Mascot: The trusted reference standard for protein identification by mass spectrometry for 25 years

Posted by Ville Koskinen (June 11, 2024)

Matrix Science at ASMS 2024

The ASMS 2024 conference was held in Anaheim, California, on 2-6 June 2024. It was great to see many of you at our booth as well as the annual Breakfast Meeting! We presented three talks at the meeting. If you were unable to attend, or want to review any of the material that was presented, the talks are summarised below and you can also download the full slides and speaker notes from the workshop page.

Preview of Mascot Server 2.9

The next version of Mascot Server is in the last stage of the development cycle, and we hope to reach a 2.9 beta version soon. Here are the highlights of the upcoming release.

More machine learning. Everyone says they are adding more ML, so what does it mean for Mascot? The next version of Mascot will integrate MS2Rescore, which is a “Modular and user-friendly platform for AI-assisted rescoring of peptide identifications” developed at the CompOmics lab at the University of Ghent. MS2Rescore is a front end to DeepLC for retention time prediction and MS2PIP for MS/MS spectrum prediction. We will add dropdown menus to the format controls in Protein Family Summary where you can select a suitable model for your LC and mass spec. Then, click a button and Mascot will run the predictions in the background and integrate them into the results report.

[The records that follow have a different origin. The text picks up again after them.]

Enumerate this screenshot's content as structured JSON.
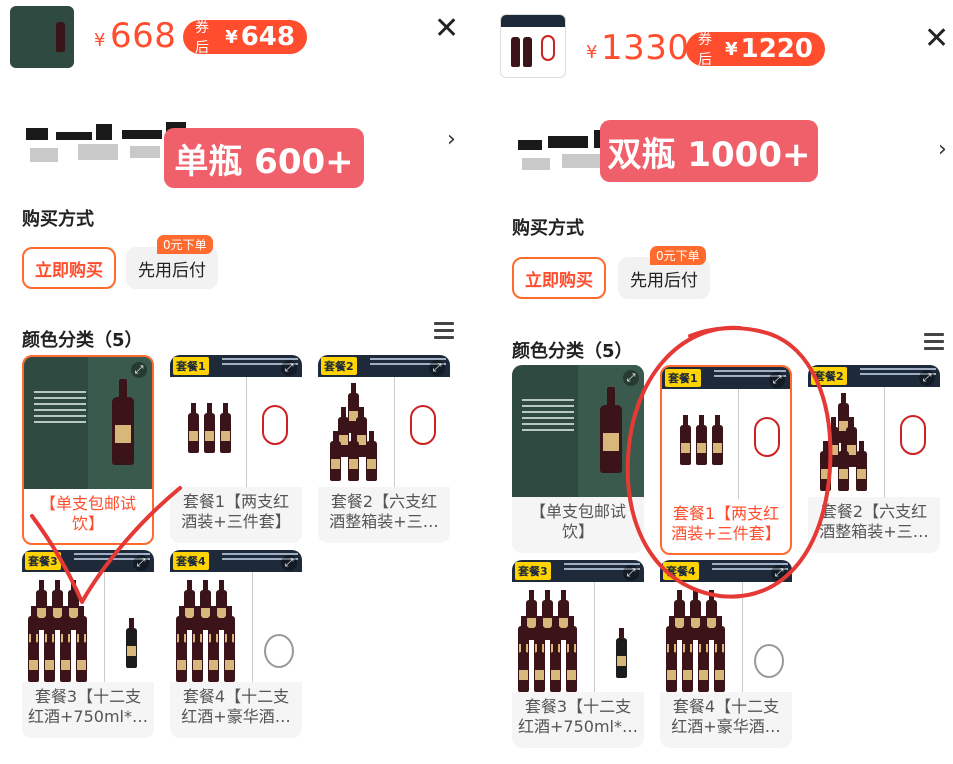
{
  "left": {
    "price_symbol": "¥",
    "price": "668",
    "coupon_label": "券后",
    "coupon_symbol": "¥",
    "coupon_price": "648",
    "close_glyph": "✕",
    "overlay_tag": "单瓶 600+",
    "chevron_glyph": "›",
    "buy_method_title": "购买方式",
    "buy_now_label": "立即购买",
    "pay_later_label": "先用后付",
    "zero_badge": "0元下单",
    "category_title": "颜色分类（5）",
    "cards": [
      {
        "caption": "【单支包邮试饮】",
        "selected": true
      },
      {
        "caption": "套餐1【两支红酒装+三件套】",
        "selected": false,
        "tag": "套餐1"
      },
      {
        "caption": "套餐2【六支红酒整箱装+三…",
        "selected": false,
        "tag": "套餐2"
      },
      {
        "caption": "套餐3【十二支红酒+750ml*…",
        "selected": false,
        "tag": "套餐3"
      },
      {
        "caption": "套餐4【十二支红酒+豪华酒…",
        "selected": false,
        "tag": "套餐4"
      }
    ],
    "annotation_color": "#e53935"
  },
  "right": {
    "price_symbol": "¥",
    "price": "1330",
    "coupon_label": "券后",
    "coupon_symbol": "¥",
    "coupon_price": "1220",
    "close_glyph": "✕",
    "overlay_tag": "双瓶 1000+",
    "chevron_glyph": "›",
    "buy_method_title": "购买方式",
    "buy_now_label": "立即购买",
    "pay_later_label": "先用后付",
    "zero_badge": "0元下单",
    "category_title": "颜色分类（5）",
    "cards": [
      {
        "caption": "【单支包邮试饮】",
        "selected": false
      },
      {
        "caption": "套餐1【两支红酒装+三件套】",
        "selected": true,
        "tag": "套餐1"
      },
      {
        "caption": "套餐2【六支红酒整箱装+三…",
        "selected": false,
        "tag": "套餐2"
      },
      {
        "caption": "套餐3【十二支红酒+750ml*…",
        "selected": false,
        "tag": "套餐3"
      },
      {
        "caption": "套餐4【十二支红酒+豪华酒…",
        "selected": false,
        "tag": "套餐4"
      }
    ],
    "annotation_color": "#e53935"
  },
  "colors": {
    "accent": "#ff4d2d",
    "coupon_bg": "#ff4d2d",
    "overlay_tag_bg": "#f0606a",
    "thumb_green": "#2f4a40"
  }
}
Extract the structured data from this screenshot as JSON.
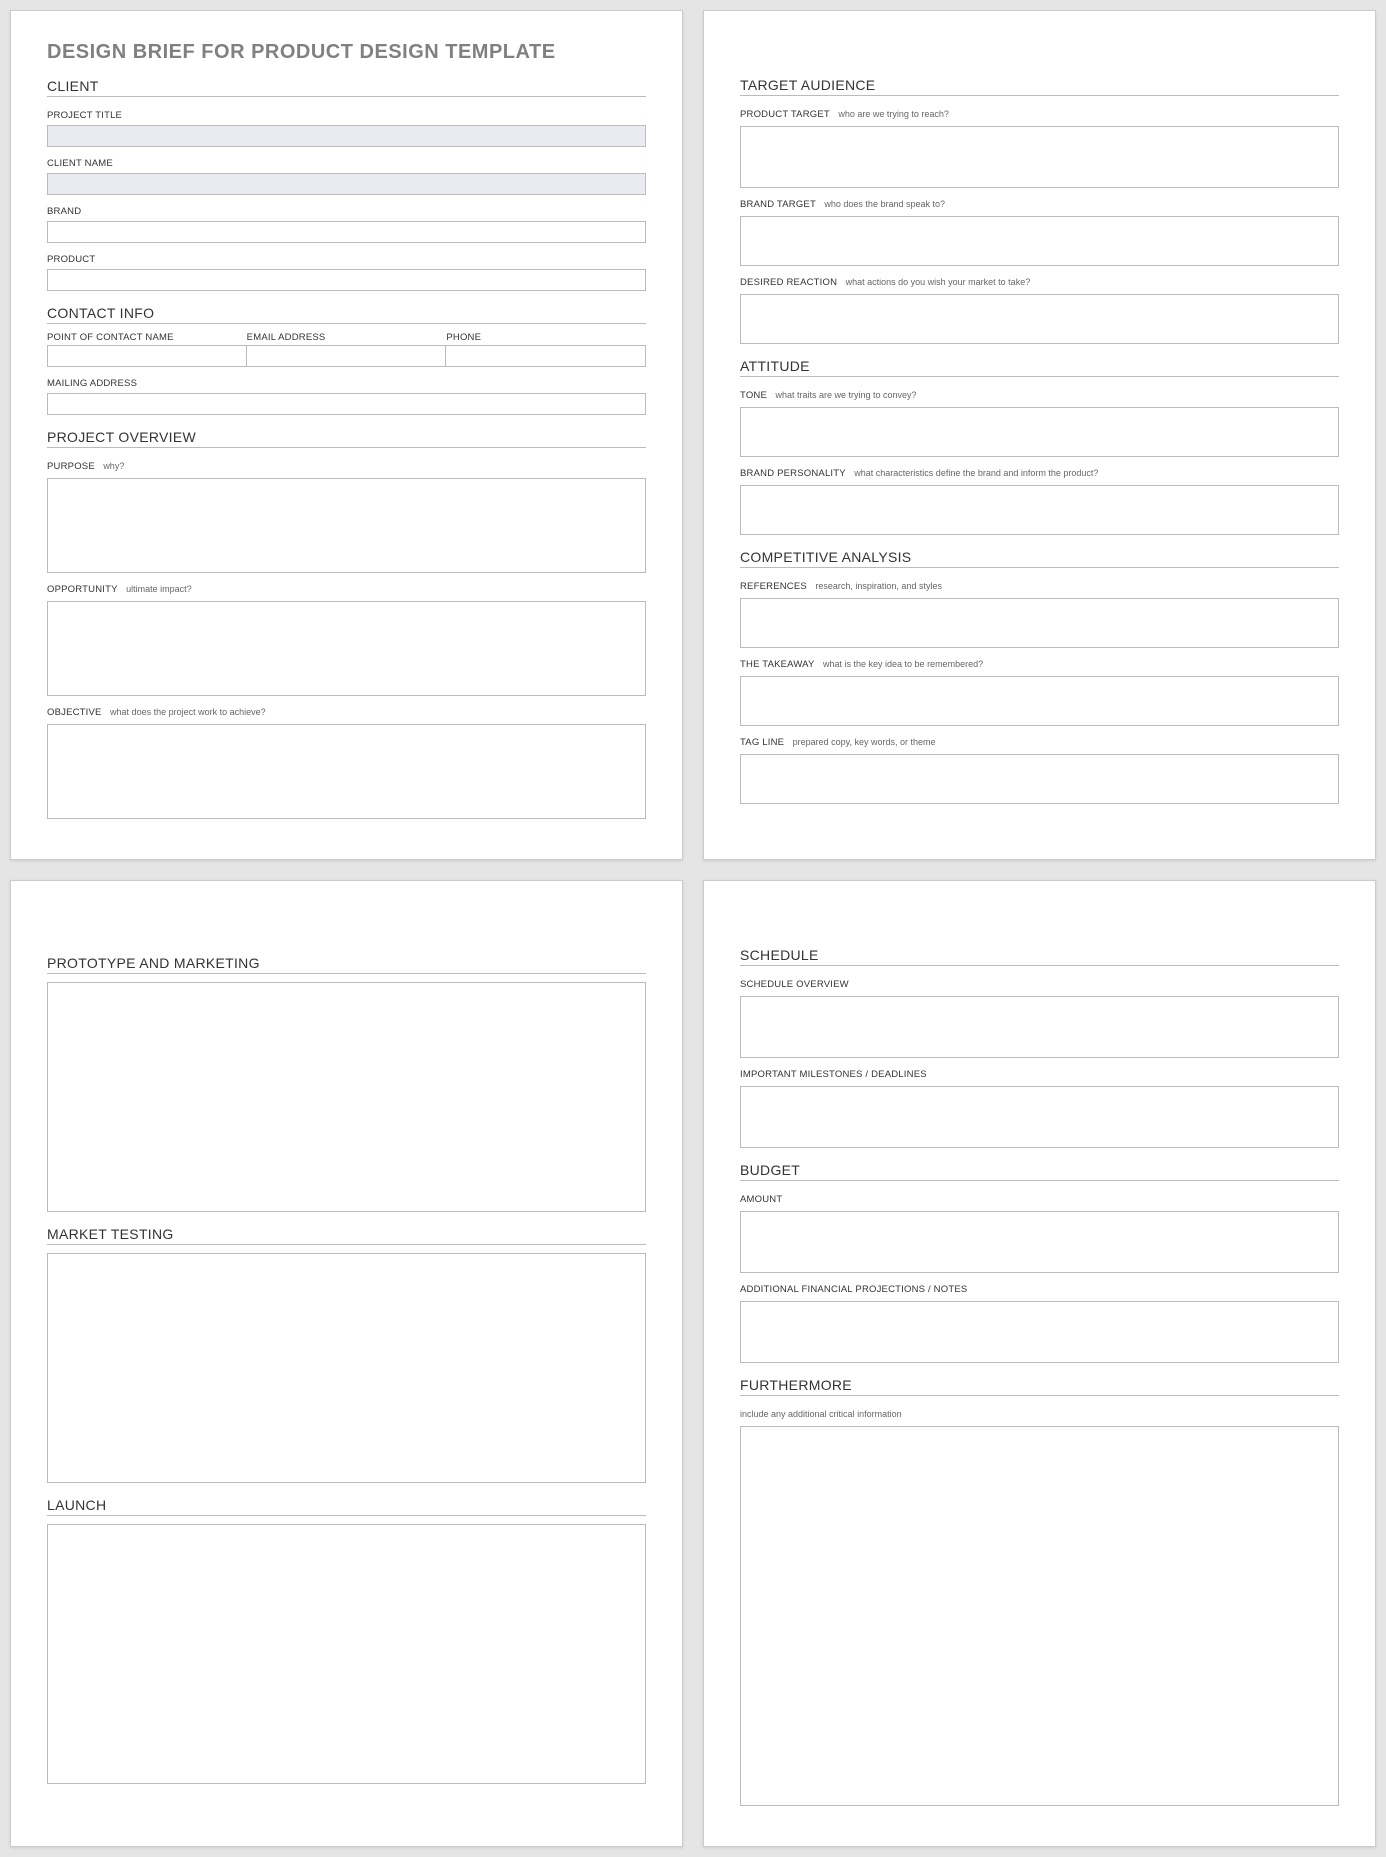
{
  "title": "DESIGN BRIEF FOR PRODUCT DESIGN TEMPLATE",
  "page1": {
    "client": {
      "heading": "CLIENT",
      "projectTitle": "PROJECT TITLE",
      "clientName": "CLIENT NAME",
      "brand": "BRAND",
      "product": "PRODUCT"
    },
    "contactInfo": {
      "heading": "CONTACT INFO",
      "pocName": "POINT OF CONTACT NAME",
      "email": "EMAIL ADDRESS",
      "phone": "PHONE",
      "mailing": "MAILING ADDRESS"
    },
    "projectOverview": {
      "heading": "PROJECT OVERVIEW",
      "purpose": "PURPOSE",
      "purposeHint": "why?",
      "opportunity": "OPPORTUNITY",
      "opportunityHint": "ultimate impact?",
      "objective": "OBJECTIVE",
      "objectiveHint": "what does the project work to achieve?"
    }
  },
  "page2": {
    "targetAudience": {
      "heading": "TARGET AUDIENCE",
      "productTarget": "PRODUCT TARGET",
      "productTargetHint": "who are we trying to reach?",
      "brandTarget": "BRAND TARGET",
      "brandTargetHint": "who does the brand speak to?",
      "desiredReaction": "DESIRED REACTION",
      "desiredReactionHint": "what actions do you wish your market to take?"
    },
    "attitude": {
      "heading": "ATTITUDE",
      "tone": "TONE",
      "toneHint": "what traits are we trying to convey?",
      "brandPersonality": "BRAND PERSONALITY",
      "brandPersonalityHint": "what characteristics define the brand and inform the product?"
    },
    "competitive": {
      "heading": "COMPETITIVE ANALYSIS",
      "references": "REFERENCES",
      "referencesHint": "research, inspiration, and styles",
      "takeaway": "THE TAKEAWAY",
      "takeawayHint": "what is the key idea to be remembered?",
      "tagline": "TAG LINE",
      "taglineHint": "prepared copy, key words, or theme"
    }
  },
  "page3": {
    "prototypeMarketing": "PROTOTYPE AND MARKETING",
    "marketTesting": "MARKET TESTING",
    "launch": "LAUNCH"
  },
  "page4": {
    "schedule": {
      "heading": "SCHEDULE",
      "overview": "SCHEDULE OVERVIEW",
      "milestones": "IMPORTANT MILESTONES / DEADLINES"
    },
    "budget": {
      "heading": "BUDGET",
      "amount": "AMOUNT",
      "additional": "ADDITIONAL FINANCIAL PROJECTIONS / NOTES"
    },
    "furthermore": {
      "heading": "FURTHERMORE",
      "hint": "include any additional critical information"
    }
  }
}
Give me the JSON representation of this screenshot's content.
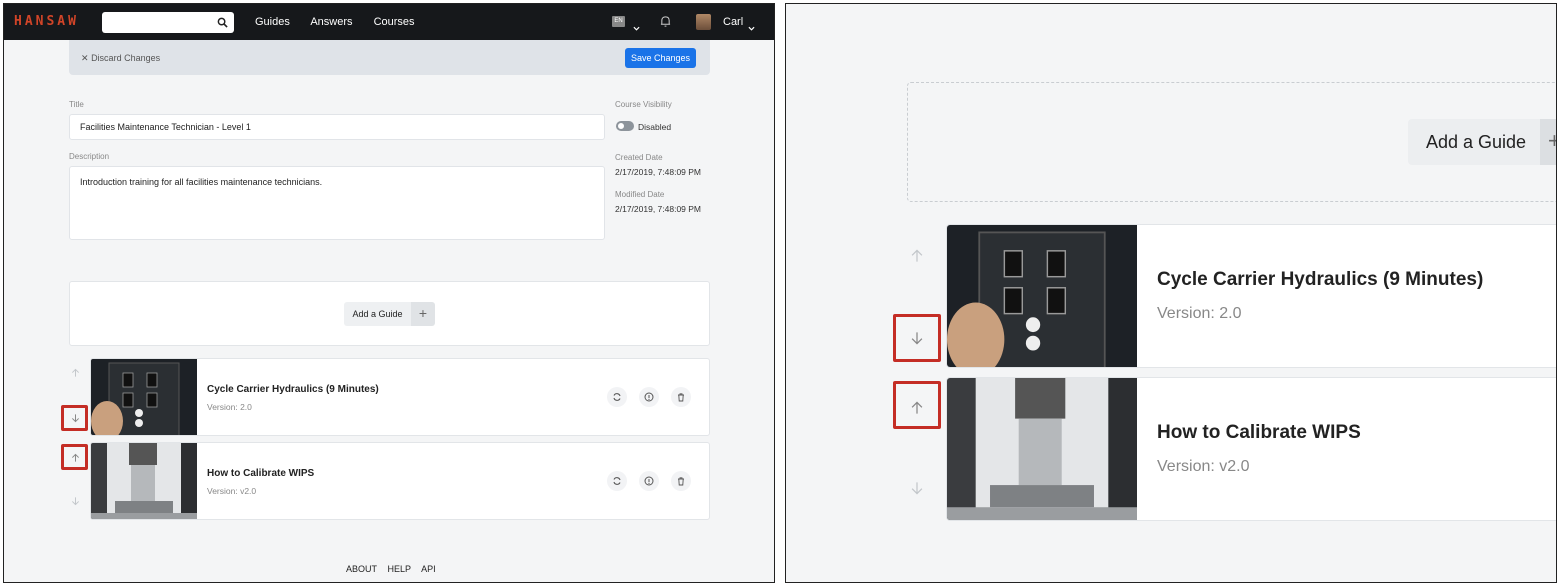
{
  "nav": {
    "brand": "HANSAW",
    "links": [
      "Guides",
      "Answers",
      "Courses"
    ],
    "lang": "EN",
    "user": "Carl"
  },
  "edit_bar": {
    "discard_label": "Discard Changes",
    "save_label": "Save Changes"
  },
  "form": {
    "title_label": "Title",
    "title_value": "Facilities Maintenance Technician - Level 1",
    "description_label": "Description",
    "description_value": "Introduction training for all facilities maintenance technicians.",
    "visibility_label": "Course Visibility",
    "visibility_value": "Disabled",
    "created_label": "Created Date",
    "created_value": "2/17/2019, 7:48:09 PM",
    "modified_label": "Modified Date",
    "modified_value": "2/17/2019, 7:48:09 PM"
  },
  "add_guide": {
    "label": "Add a Guide",
    "plus": "+"
  },
  "guides": [
    {
      "title": "Cycle Carrier Hydraulics (9 Minutes)",
      "version": "Version: 2.0"
    },
    {
      "title": "How to Calibrate WIPS",
      "version": "Version: v2.0"
    }
  ],
  "footer": [
    "ABOUT",
    "HELP",
    "API"
  ],
  "colors": {
    "nav_bg": "#16181b",
    "brand": "#d04428",
    "primary": "#1a73e8",
    "highlight": "#c42d25"
  },
  "icons": [
    "search-icon",
    "bell-icon",
    "chevron-down-icon",
    "close-icon",
    "plus-icon",
    "arrow-up-icon",
    "arrow-down-icon",
    "sync-icon",
    "info-icon",
    "trash-icon"
  ]
}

Controls for MS2Rescore in Protein Family Summary

Faster error tolerant search. The Mascot Error Tolerant (ET) search is a two-pass search. In the second pass, Mascot identifies unsuspected cleavage and unsuspected modifications. Currently, when you run an ET search, Mascot iterates through over 2000 modifications in the Unimod database, which can take a long time. In the next version, you will be able to select a subset of modifications to reduce the search time. For example, select only N-glycosylation or only chemical derivatives. This makes the search faster as well as more precise.

Results file performance. For many years, Mascot has saved database search results in a text-based file with a .dat extension. In order to solve certain performance bottlenecks in Mascot Distiller as well as the interactive reports in Mascot Server, we are introducing a new file format for search results. The Mascot Search Results (MSR) format is an SQLite file that contains exactly the same search data, except structured as a relational database. You will be able to download results in both the old and new format.

‘Quality of life’ improvements, bug fixes. There will be some smaller ‘quality of life’ improvements, as they are sometimes called, as well as bug fixes. The full list will be available in the release notes.

Strong backwards compatibility. Mascot Server 2.9 continues the tradition of strong backwards compatibility. Our goal is that you can always update to the new version and your existing pipelines and workflows continue to work normally. The new version will be able to open results from any previous version, and all the client APIs (application programming interface) stay the same. If your pipeline requires results in the old results file format (.dat file), these are still available through the client API. Data can be exported in all the supported formats, including Mascot CSV, Mascot XML, mzIdentML and mzTab.

Custom reporting with Mascot Distiller

Mascot Distiller 2.8 ships with 14 reports for quantitation, including ANOVA, hierarchical and K-means clustering, PCA and volcano plots. This covers many use cases, but not everything. The reports are written in Python, and you can easily create your own. We covered the basic steps and how to get started. The user interface for reports is defined as an XML file, which Distiller adds to the reports menu, and the Python script is free to make any calculations, plot graphs, save files or call external processes. In addition to the slides, the full tutorial and example code are available in Tutorial: Creating custom reports in Mascot Distiller.

Automatically running reports with the Mascot Daemon Export Extender

Mascot Daemon includes a function that is sometimes overlooked: running an action automatically before or after a task. These are set up in the External Processes dialog. Daemon can run any command-line program after a task, but because the mechanism is so flexible, it comes with some complexity. We have written a wrapper called Mascot Daemon Export Extender (MDXE) that makes it very easy to automatically run Distiller reports at the end of a task. Simply uncomment the reports you need in the MDXE configuration file and add the program invocation to the External Processes dialog. MDXE is described in Mascot Daemon Export Extender as well as the slides.